Patterns of community composition are causally related to the traits and evolutionary histories of the species involved. This fact has recently inspired a variety of research questions in community ecology. For example, are phylogenetically related species more likely to co-occur in particular environmental conditions? From a methodological perspective, such questions require three data matrices: (1) community data among sites, (2) species characteristics, and (3) site characteristics. However, although there are well-established frameworks in statistical ecology for relating two data matrices, ecologists are less clear about how to relate three. Consequently, there has been much recent work on developing three-matrix statistical methods. Much of this recent methodological work focuses on hypothesis testing and pattern detection, with little emphasis on prediction. But the successful application of basic ecological research to real-world problems largely depends on the extent to which such research leads to reliable predictions and forecasts. We searched the statistics and machine learning literature for methods that can be used to simultaneously analyze three data matrices, one of which is treated as a response to be predicted by the other two. We analyzed urban bird community data to explore the utility of the methods we found.
Results/Conclusions
We discovered an extension of generalized linear models (GLMs)―called generalized bilinear models (GBMs)―which allow for predictive three-matrix analyses. GBMs extend GLMs, which characterize species-specific responses to site characteristics.

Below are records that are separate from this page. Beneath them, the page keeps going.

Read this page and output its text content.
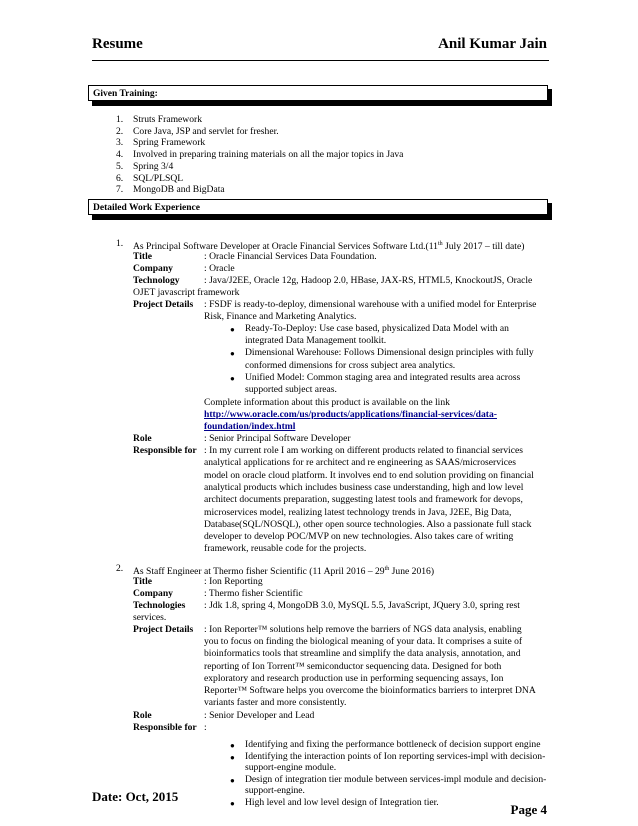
Resume	Anil Kumar Jain
Given Training:
1. Struts Framework
2. Core Java, JSP and servlet for fresher.
3. Spring Framework
4. Involved in preparing training materials on all the major topics in Java
5. Spring 3/4
6. SQL/PLSQL
7. MongoDB and BigData
Detailed Work Experience
1. As Principal Software Developer at Oracle Financial Services Software Ltd.(11th July 2017 – till date)
Title	: Oracle Financial Services Data Foundation.
Company	: Oracle
Technology	: Java/J2EE, Oracle 12g, Hadoop 2.0, HBase, JAX-RS, HTML5, KnockoutJS, Oracle
OJET javascript framework
Project Details : FSDF is ready-to-deploy, dimensional warehouse with a unified model for Enterprise
Risk, Finance and Marketing Analytics.
● Ready-To-Deploy: Use case based, physicalized Data Model with an
integrated Data Management toolkit.
● Dimensional Warehouse: Follows Dimensional design principles with fully
conformed dimensions for cross subject area analytics.
● Unified Model: Common staging area and integrated results area across
supported subject areas.
Complete information about this product is available on the link
http://www.oracle.com/us/products/applications/financial-services/data-
foundation/index.html
Role	: Senior Principal Software Developer
Responsible for : In my current role I am working on different products related to financial services
analytical applications for re architect and re engineering as SAAS/microservices
model on oracle cloud platform. It involves end to end solution providing on financial
analytical products which includes business case understanding, high and low level
architect documents preparation, suggesting latest tools and framework for devops,
microservices model, realizing latest technology trends in Java, J2EE, Big Data,
Database(SQL/NOSQL), other open source technologies. Also a passionate full stack
developer to develop POC/MVP on new technologies. Also takes care of writing
framework, reusable code for the projects.
2. As Staff Engineer at Thermo fisher Scientific (11 April 2016 – 29th June 2016)
Title	: Ion Reporting
Company	: Thermo fisher Scientific
Technologies : Jdk 1.8, spring 4, MongoDB 3.0, MySQL 5.5, JavaScript, JQuery 3.0, spring rest
services.
Project Details : Ion Reporter™ solutions help remove the barriers of NGS data analysis, enabling
you to focus on finding the biological meaning of your data. It comprises a suite of
bioinformatics tools that streamline and simplify the data analysis, annotation, and
reporting of Ion Torrent™ semiconductor sequencing data. Designed for both
exploratory and research production use in performing sequencing assays, Ion
Reporter™ Software helps you overcome the bioinformatics barriers to interpret DNA
variants faster and more consistently.
Role	: Senior Developer and Lead
Responsible for :
● Identifying and fixing the performance bottleneck of decision support engine
● Identifying the interaction points of Ion reporting services-impl with decision-
support-engine module.
● Design of integration tier module between services-impl module and decision-
support-engine.
● High level and low level design of Integration tier.
Date: Oct, 2015
Page 4
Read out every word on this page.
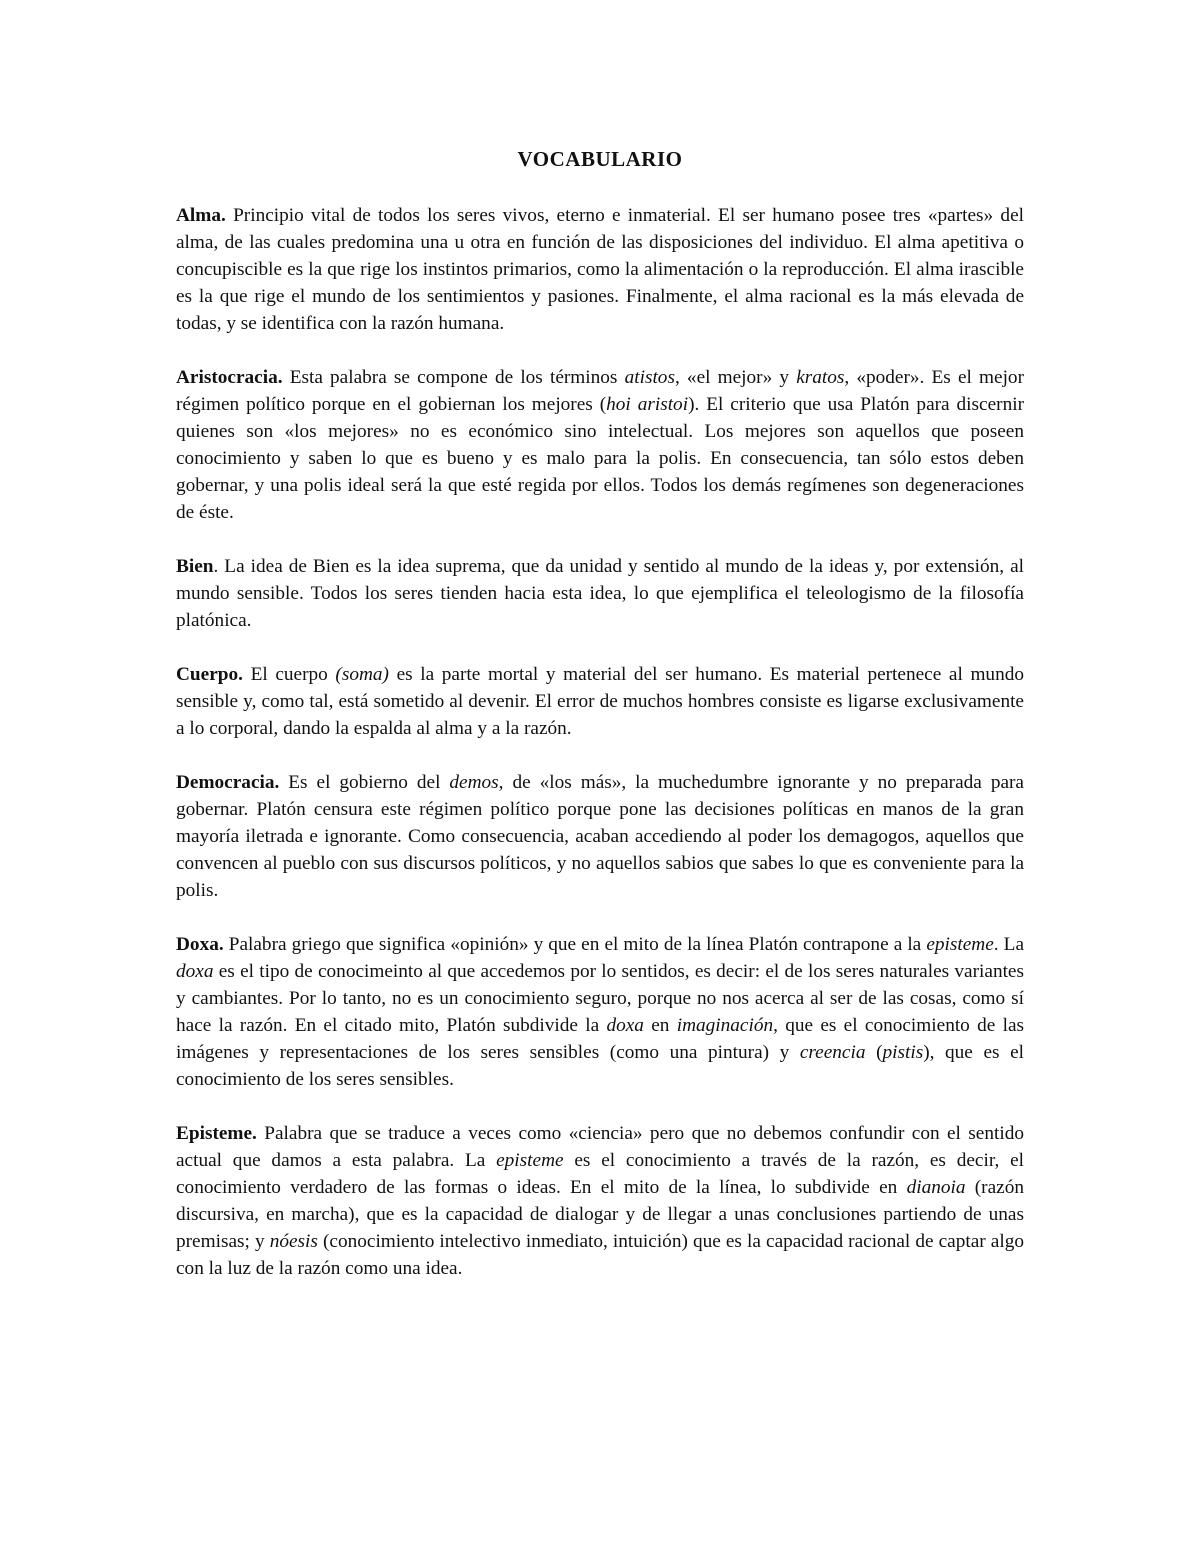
VOCABULARIO

Alma. Principio vital de todos los seres vivos, eterno e inmaterial. El ser humano posee tres «partes» del alma, de las cuales predomina una u otra en función de las disposiciones del individuo. El alma apetitiva o concupiscible es la que rige los instintos primarios, como la alimentación o la reproducción. El alma irascible es la que rige el mundo de los sentimientos y pasiones. Finalmente, el alma racional es la más elevada de todas, y se identifica con la razón humana.

Aristocracia. Esta palabra se compone de los términos atistos, «el mejor» y kratos, «poder». Es el mejor régimen político porque en el gobiernan los mejores (hoi aristoi). El criterio que usa Platón para discernir quienes son «los mejores» no es económico sino intelectual. Los mejores son aquellos que poseen conocimiento y saben lo que es bueno y es malo para la polis. En consecuencia, tan sólo estos deben gobernar, y una polis ideal será la que esté regida por ellos. Todos los demás regímenes son degeneraciones de éste.

Bien. La idea de Bien es la idea suprema, que da unidad y sentido al mundo de la ideas y, por extensión, al mundo sensible. Todos los seres tienden hacia esta idea, lo que ejemplifica el teleologismo de la filosofía platónica.

Cuerpo. El cuerpo (soma) es la parte mortal y material del ser humano. Es material pertenece al mundo sensible y, como tal, está sometido al devenir. El error de muchos hombres consiste es ligarse exclusivamente a lo corporal, dando la espalda al alma y a la razón.

Democracia. Es el gobierno del demos, de «los más», la muchedumbre ignorante y no preparada para gobernar. Platón censura este régimen político porque pone las decisiones políticas en manos de la gran mayoría iletrada e ignorante. Como consecuencia, acaban accediendo al poder los demagogos, aquellos que convencen al pueblo con sus discursos políticos, y no aquellos sabios que sabes lo que es conveniente para la polis.

Doxa. Palabra griego que significa «opinión» y que en el mito de la línea Platón contrapone a la episteme. La doxa es el tipo de conocimeinto al que accedemos por lo sentidos, es decir: el de los seres naturales variantes y cambiantes. Por lo tanto, no es un conocimiento seguro, porque no nos acerca al ser de las cosas, como sí hace la razón. En el citado mito, Platón subdivide la doxa en imaginación, que es el conocimiento de las imágenes y representaciones de los seres sensibles (como una pintura) y creencia (pistis), que es el conocimiento de los seres sensibles.

Episteme. Palabra que se traduce a veces como «ciencia» pero que no debemos confundir con el sentido actual que damos a esta palabra. La episteme es el conocimiento a través de la razón, es decir, el conocimiento verdadero de las formas o ideas. En el mito de la línea, lo subdivide en dianoia (razón discursiva, en marcha), que es la capacidad de dialogar y de llegar a unas conclusiones partiendo de unas premisas; y nóesis (conocimiento intelectivo inmediato, intuición) que es la capacidad racional de captar algo con la luz de la razón como una idea.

Unlike these traditional approaches, GBMs have trait-specific parameters instead of species-specific ones. Therefore when there are fewer traits than species, GBMs are more parsimonious than GLMs and consequently tend to have improved prediction success (GBMs of the urban bird data had lower AIC values than traditional GLMs). This improved prediction is caused by a shift in the inferential focus from species to traits. Consequently, each species is a replicate for inferring trait effects, just as each site is a replicate for inferring environmental effects; thus the multivariate nature of community data becomes an asset rather than a difficulty. On the other hand, the price for this improved prediction is that model specification is more difficult. For example, chosen traits must regulate the relationships between species co-occurrence and the chosen environmental variables. A mismatch between traits and environmental variables can lead to clear violations of model assumptions. But such violations can be informative, because they highlight species that are not well-characterized by the measured traits. Such mismatches occurred in our bird community models.